Scientists expose vulnerabilities of critical Antarctic ice shelf
Pine Island Ice Shelf in West Antarctica, which holds back enough ice to raise sea levels by 0.5 metres, could be more vulnerable to complete disintegration than previously thought. A new study led by British Antarctic Survey (BAS) scientists shows two processes, whose recent enhancement already threatens the stability of the shelf can interact to increase the likelihood of collapse.
This large ice shelf (the section of the glacier that floats on the sea) controls the flow of ice from Pine Island Glacier, roughly the size of England, into the Amundsen Sea. This is a crucial role as the glacier is one of the world’s largest and fastest changing and is responsible for approximately 25% of ice loss from Antarctica. This equivalent to the amount of water in 13,000 Olympic swimming pools.

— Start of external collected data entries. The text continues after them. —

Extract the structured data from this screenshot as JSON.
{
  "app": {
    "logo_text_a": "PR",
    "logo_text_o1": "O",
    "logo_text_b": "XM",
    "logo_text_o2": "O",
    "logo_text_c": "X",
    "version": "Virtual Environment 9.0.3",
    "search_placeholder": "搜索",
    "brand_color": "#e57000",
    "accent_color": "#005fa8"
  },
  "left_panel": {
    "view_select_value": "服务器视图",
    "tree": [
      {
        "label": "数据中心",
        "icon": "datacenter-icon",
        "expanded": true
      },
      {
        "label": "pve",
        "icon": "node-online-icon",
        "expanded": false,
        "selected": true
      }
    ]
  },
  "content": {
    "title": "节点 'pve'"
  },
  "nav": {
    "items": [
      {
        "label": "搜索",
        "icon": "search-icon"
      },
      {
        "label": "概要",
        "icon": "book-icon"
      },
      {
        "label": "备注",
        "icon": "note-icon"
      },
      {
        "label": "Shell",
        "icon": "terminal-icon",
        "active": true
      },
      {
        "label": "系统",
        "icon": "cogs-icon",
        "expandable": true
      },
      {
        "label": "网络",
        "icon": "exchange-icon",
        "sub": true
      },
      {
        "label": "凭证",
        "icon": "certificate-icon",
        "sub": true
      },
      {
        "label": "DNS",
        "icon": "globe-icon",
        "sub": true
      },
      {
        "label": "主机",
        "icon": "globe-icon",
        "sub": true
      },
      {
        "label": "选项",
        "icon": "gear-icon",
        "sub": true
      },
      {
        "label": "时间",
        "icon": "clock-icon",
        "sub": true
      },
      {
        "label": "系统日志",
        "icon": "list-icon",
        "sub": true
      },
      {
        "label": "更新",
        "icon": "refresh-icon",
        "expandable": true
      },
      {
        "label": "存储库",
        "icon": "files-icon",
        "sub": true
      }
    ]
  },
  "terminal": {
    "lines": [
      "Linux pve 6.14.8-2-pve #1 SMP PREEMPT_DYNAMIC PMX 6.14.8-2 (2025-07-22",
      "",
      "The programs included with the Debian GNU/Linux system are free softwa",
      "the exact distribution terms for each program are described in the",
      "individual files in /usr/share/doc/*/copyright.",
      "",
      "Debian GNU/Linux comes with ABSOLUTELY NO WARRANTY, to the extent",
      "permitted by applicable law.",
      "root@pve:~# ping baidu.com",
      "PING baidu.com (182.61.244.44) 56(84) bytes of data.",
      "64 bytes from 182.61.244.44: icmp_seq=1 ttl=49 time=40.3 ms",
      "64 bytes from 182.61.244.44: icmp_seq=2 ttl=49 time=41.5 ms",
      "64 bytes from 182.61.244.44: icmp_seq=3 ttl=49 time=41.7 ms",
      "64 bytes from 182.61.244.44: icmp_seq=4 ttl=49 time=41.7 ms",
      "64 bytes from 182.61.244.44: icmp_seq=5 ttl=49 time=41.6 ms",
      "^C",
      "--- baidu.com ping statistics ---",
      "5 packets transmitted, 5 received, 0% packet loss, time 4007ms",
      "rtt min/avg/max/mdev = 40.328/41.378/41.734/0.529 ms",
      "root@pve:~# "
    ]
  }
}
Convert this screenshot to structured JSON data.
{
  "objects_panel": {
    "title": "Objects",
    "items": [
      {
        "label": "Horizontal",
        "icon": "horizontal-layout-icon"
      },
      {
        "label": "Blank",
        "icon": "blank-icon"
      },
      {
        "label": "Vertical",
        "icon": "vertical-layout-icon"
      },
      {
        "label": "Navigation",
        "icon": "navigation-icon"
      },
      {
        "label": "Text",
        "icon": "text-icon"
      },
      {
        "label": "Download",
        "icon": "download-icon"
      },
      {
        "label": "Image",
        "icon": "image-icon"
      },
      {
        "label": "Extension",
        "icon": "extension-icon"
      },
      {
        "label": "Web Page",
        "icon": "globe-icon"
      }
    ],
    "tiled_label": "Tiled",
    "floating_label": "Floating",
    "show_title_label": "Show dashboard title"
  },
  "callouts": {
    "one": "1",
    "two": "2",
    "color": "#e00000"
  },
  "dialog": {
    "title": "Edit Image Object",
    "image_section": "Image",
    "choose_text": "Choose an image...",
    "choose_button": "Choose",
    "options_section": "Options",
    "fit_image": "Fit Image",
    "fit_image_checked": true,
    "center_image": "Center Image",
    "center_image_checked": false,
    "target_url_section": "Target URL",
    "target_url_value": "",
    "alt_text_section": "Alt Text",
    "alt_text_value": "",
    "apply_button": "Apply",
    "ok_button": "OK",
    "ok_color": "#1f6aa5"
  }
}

Scientists have previously observed that Pine Island Ice Shelf is becoming increasingly fragile due to two processes: enhanced thinning, as a result of an increase in ice shelf melting into the sea, and an increase in calving events in which masses of ice break off into icebergs.
Now, a team of researchers has shown that the combination of calving and melting will likely make an even greater contribution to melting of Pine Island Ice Shelf than was assumed.
Dr Alex Bradley, an ocean modeller at BAS and lead author on the study, says:
“This study highlights the extreme sensitivity of ice shelves to climate change. It shows the interplay between calving and melting can promote disintegration of the Pine Island Ice Shelf, which we already thought was vulnerable to collapse.”
[Animation credit ESA (distributed under CC BY-SA 3.0 IGO)
The team used advanced ocean modelling techniques to simulate the effects of continued calving events to see how this would impact melt rate. Their simulations show that calving events could result in in further thinning of the ice shelf, which will in turn make the ice shelf more vulnerable to calving. This suggests that a feedback loop between the two processes could exist and expedite the complete disintegration of the ice shelf. This would reduce its ability to stem the flow of ice from Pine Island Glacier into the sea and increase its contribution to global sea-level rise.
Bradley continues: “Complete disintegration of the Pine Island Ice Shelf will have profound consequences not only for the glacier but all of West Antarctica as it is thought to play an integral role in maintaining the stability of the West Antarctic Ice Sheet.”
In a warming climate, calving events are likely to become more frequent and so this study further signals the urgent need to reduce emissions and mitigate the worst effects of climate change.
The influence of Pine Island Ice Shelf calving on basal melting by Alex Bradley, David Bett, Pierre Dutrieux, Jan de Rydt and Paul Holland is published in the Journal of Geophysical Research: Oceans.